Doveva essere il tramite tra la ‘ndrangheta e il senatore Marcello Dell’Utri. Faccendiere di professione, persona dai mille volti, Aldo Miccichè è stato arrestato ieri mattina a Caracas, in Venezuela, dove lo ha raggiunto il mandato di cattura internazionale spiccato dalla Direzione distrettuale antimafia di Reggio Calabria nell’ambito dell’inchiesta “Cento anni di storia” contro la cosca Piromalli. Latitante da almeno 4 anni, il faccendiere nei giorni scorsi è stato condannato a 11 anni di carcere.
Il suo nome era comparso nelle carte del sostituto procuratore Roberto Di Palma. Sulle tracce di un emissario dei Piromalli, Gioacchino Arcidiaco, gli investigatori si erano imbattuti nel personaggio che doveva aprire alla ‘ndrangheta la porta della politica che conta, quella di Forza Italia attraverso Marcello Dell’Utri, che non risulta iscritto nel registro degli indagati dalla Procura di Reggio.
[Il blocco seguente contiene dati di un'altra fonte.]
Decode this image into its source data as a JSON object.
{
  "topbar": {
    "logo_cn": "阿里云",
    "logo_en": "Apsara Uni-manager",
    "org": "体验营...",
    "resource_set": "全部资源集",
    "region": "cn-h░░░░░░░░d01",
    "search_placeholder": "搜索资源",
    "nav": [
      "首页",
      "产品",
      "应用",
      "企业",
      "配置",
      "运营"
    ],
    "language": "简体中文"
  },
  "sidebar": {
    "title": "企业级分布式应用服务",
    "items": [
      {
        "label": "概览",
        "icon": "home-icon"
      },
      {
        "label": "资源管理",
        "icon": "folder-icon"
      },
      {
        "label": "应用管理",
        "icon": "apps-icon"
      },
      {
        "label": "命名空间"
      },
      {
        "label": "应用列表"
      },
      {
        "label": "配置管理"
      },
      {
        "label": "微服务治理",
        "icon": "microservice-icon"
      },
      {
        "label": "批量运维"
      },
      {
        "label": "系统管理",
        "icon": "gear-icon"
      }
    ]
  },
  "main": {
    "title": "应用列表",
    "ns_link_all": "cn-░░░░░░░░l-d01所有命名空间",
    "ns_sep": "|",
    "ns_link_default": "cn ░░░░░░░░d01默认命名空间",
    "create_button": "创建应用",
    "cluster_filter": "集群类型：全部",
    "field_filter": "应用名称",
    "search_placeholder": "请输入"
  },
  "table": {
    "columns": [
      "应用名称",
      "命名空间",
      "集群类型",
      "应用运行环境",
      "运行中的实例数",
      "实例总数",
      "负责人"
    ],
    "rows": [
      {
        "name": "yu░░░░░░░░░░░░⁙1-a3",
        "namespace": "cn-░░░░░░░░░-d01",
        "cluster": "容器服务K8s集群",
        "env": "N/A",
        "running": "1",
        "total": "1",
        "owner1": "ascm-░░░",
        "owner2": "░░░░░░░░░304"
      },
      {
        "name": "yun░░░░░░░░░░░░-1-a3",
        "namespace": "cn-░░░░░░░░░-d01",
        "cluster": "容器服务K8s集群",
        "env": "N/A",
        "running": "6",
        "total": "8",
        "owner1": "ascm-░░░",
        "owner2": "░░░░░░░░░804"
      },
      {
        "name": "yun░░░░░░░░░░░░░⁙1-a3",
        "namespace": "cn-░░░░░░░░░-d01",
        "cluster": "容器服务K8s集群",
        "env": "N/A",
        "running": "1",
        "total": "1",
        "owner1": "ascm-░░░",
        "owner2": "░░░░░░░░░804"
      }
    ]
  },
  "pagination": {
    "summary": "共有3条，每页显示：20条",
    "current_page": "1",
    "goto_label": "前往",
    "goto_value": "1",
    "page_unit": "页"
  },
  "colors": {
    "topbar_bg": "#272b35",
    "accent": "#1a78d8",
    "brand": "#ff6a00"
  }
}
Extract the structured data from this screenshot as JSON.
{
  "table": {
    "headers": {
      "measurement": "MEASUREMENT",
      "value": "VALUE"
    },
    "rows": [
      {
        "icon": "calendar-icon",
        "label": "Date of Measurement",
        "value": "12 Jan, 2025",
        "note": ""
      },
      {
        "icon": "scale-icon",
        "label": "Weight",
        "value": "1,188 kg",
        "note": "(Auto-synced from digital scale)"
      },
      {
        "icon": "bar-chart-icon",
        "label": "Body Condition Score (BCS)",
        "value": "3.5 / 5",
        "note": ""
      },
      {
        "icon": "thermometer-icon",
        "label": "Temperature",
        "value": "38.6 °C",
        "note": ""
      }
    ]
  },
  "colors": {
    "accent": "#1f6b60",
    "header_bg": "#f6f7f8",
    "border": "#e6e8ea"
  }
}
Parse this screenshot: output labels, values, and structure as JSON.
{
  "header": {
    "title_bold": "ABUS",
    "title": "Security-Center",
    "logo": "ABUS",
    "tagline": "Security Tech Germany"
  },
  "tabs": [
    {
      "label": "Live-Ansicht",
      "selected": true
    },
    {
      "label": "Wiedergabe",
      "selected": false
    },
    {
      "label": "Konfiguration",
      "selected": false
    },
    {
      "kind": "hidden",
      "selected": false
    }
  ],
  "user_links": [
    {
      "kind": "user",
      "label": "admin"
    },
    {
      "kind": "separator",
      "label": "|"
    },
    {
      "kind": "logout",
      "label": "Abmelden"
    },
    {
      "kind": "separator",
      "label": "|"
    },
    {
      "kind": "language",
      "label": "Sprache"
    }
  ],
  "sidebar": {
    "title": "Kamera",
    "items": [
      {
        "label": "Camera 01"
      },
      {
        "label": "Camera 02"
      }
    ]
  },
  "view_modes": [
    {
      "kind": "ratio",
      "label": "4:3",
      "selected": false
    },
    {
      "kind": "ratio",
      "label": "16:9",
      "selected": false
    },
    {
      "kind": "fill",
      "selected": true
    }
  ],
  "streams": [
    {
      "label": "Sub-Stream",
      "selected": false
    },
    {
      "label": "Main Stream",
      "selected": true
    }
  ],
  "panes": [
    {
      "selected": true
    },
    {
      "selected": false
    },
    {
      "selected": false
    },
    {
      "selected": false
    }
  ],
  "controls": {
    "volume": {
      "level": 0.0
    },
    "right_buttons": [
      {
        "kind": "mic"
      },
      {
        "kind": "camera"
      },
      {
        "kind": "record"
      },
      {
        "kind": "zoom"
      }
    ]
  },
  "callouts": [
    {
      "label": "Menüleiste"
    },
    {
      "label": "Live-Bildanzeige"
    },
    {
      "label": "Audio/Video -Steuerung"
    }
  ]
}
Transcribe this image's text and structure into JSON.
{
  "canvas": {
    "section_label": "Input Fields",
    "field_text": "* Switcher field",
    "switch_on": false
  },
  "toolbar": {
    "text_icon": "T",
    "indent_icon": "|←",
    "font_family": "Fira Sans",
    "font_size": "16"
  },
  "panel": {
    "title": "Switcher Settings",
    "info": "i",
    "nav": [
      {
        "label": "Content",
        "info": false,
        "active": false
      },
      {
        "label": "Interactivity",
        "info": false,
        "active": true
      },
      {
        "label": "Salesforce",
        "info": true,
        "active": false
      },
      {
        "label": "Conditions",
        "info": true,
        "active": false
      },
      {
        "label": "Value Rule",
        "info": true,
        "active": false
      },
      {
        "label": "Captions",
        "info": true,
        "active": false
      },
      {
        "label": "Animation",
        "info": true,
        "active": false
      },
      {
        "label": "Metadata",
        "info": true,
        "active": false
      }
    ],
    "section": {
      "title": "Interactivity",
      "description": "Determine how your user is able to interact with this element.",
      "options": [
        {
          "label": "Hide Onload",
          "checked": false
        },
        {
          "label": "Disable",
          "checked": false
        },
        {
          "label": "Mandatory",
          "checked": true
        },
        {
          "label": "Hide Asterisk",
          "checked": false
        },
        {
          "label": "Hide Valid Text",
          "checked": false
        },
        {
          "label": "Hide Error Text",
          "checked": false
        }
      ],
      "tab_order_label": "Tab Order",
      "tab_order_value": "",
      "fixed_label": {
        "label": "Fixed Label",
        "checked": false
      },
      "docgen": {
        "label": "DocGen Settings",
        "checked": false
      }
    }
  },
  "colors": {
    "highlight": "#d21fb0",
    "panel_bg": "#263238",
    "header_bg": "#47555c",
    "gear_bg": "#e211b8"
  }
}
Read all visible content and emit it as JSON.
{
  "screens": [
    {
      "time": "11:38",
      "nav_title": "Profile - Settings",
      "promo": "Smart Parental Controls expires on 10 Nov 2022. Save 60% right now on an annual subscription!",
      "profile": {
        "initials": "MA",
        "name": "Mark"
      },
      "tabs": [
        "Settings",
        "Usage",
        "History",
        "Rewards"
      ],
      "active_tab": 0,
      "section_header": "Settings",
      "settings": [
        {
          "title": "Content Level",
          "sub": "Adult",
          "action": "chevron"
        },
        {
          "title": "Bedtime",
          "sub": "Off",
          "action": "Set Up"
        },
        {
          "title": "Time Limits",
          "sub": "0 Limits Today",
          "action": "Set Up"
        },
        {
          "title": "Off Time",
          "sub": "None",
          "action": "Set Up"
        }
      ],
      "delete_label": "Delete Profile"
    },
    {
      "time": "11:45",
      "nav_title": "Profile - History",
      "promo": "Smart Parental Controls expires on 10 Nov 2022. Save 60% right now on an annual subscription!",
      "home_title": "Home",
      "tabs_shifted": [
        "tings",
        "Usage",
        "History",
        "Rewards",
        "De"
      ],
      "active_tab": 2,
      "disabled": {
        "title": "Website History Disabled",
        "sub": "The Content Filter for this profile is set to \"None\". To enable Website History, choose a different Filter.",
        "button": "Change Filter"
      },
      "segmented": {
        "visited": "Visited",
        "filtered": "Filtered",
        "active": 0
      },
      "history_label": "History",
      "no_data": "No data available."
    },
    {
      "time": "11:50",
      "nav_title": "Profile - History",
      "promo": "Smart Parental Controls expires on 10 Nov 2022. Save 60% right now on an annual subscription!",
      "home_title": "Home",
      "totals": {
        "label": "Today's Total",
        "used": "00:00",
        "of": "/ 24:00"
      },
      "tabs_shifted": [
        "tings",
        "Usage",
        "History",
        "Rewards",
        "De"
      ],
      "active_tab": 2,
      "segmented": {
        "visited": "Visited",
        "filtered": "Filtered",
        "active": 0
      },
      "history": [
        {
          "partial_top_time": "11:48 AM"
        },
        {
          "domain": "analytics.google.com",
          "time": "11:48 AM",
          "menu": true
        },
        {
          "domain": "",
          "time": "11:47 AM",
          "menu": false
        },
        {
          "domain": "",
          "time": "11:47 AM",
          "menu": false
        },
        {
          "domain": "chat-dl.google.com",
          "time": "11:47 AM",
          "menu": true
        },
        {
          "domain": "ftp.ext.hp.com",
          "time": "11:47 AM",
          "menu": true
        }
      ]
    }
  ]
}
È con il fedelissimo di Berlusconi che l’esponente mafioso di Gioia Tauro si sarebbe dovuto incontrare a Milano dopo essere stato istruito da Miccichè. “La Piana è cosa nostra… – il faccendiere spiegava ad Arcidiaco cosa dire a Dell’Utri – Fagli capire che il porto di Gioia Tauro lo abbiamo fatto noi… fagli capire che in Aspromonte e tutto quello che succede là sopra è successo tramite noi. Fagli capire che in Calabria o si muove sulla jonica o si muove sulla tirrenica o si muove al centro ha sempre bisogno di noi”.
Stando all’inchiesta della Distrettuale di Reggio, la ‘ndrangheta avrebbe offerto di procurare circa 50mila voti truccando le schede bianche degli elettori italiani all’estero. La contropartita sarebbe stata un versamento di 200mila euro, le pretese dei Piromalli circa i benefici sull’applicazione del 41 bis ai boss detenuti e la revisione di alcuni processi.
Le elezioni politiche del 2008 stavano andando male per il centrodestra. Ed ecco che, anche in quell’occasione, Aldo Micciche’ aveva la soluzione in mano: fare un rogo con le schede elettorali degli italiani residenti in Venezuela.
“Stiamo perdendo, le ho bruciate tutte” è il contenuto della telefonata tra il faccendiere calabrese e il suo interlocutore italiano, Filippo Fani, dirigente del Pdl e stretto collaboratore di Barbara Contini, all’epoca capolista a Napoli dei berluscones. Miccichè era preoccupato per il partito: “Ti dico delle cose molto riservate. Mi sono trovato questa notte a dover, non avevo vie d’uscita, perché non me li potevano consegnare… di distruggerle, chiaro o no?… A Barbara questa notizia devi dargliela in via segretissima, che viene dai servizi di sicurezza”.
“Ciao Marcello, sono Aldo, Aldo Miccichè. Posso darti una mano qui in Sudamerica?”. Le indagini si sono intrecciate con i fascicoli di altre procure che hanno registrato alcune telefonate tra il senatore e il faccendiere, un calabrese di Maropati ex dirigente della Democrazia cristiana (è stato segretario provinciale a Reggio negli anni ’80) oggi diventato un imprenditore del petrolio in Venezuela dove è al centro di operazioni finanziarie assieme al figlio di Dell’Utri. Giornalista e sedicente deputato (così si faceva chiamare anche se non è mai stato eletto al Parlamento, ndr), Miccichè è rimasto coinvolto in numerose inchieste: da quella sulla vendita di centinaia di case prefabbricate destinate ai terremotati dell’Irpinia a quella per un finanziamento di 800 milioni di lire ottenuto da una banca svizzera con una documentazione falsa. Sarebbe stato, inoltre, in contatto anche con la banda della Magliana. È intervenuto, infatti, in favore di un detenuto del gruppo criminale romano in cambio di 25 milioni di lire. Rapporti, questi, emersi nell’ambito del processo per l’omicidio di Mino Pecorelli durante il quale un pentito, Maurizio Abbatino, aveva riferito circa il tentativo di aggiustare la posizione processuale di uno degli imputati.
Ritornando al suo arresto, i magistrati reggini non vedono l’ora di poterlo interrogare e chiedergli degli intrecci tra la ‘ndrangheta e la politica. Il nome di Dell’Utri non è l’unico finito nelle carte della Dda. I Piromalli avrebbero tentato, senza riuscirci, di “avvicinare” anche l’entourage dell’ex ministro Clemente Mastella. “Aspettiamo che Miccichè rientri in Italia”, è l’unico commento rubato in Procura: “Fino a quel momento non dimentichiamo che è sempre un personaggio camaleontico”.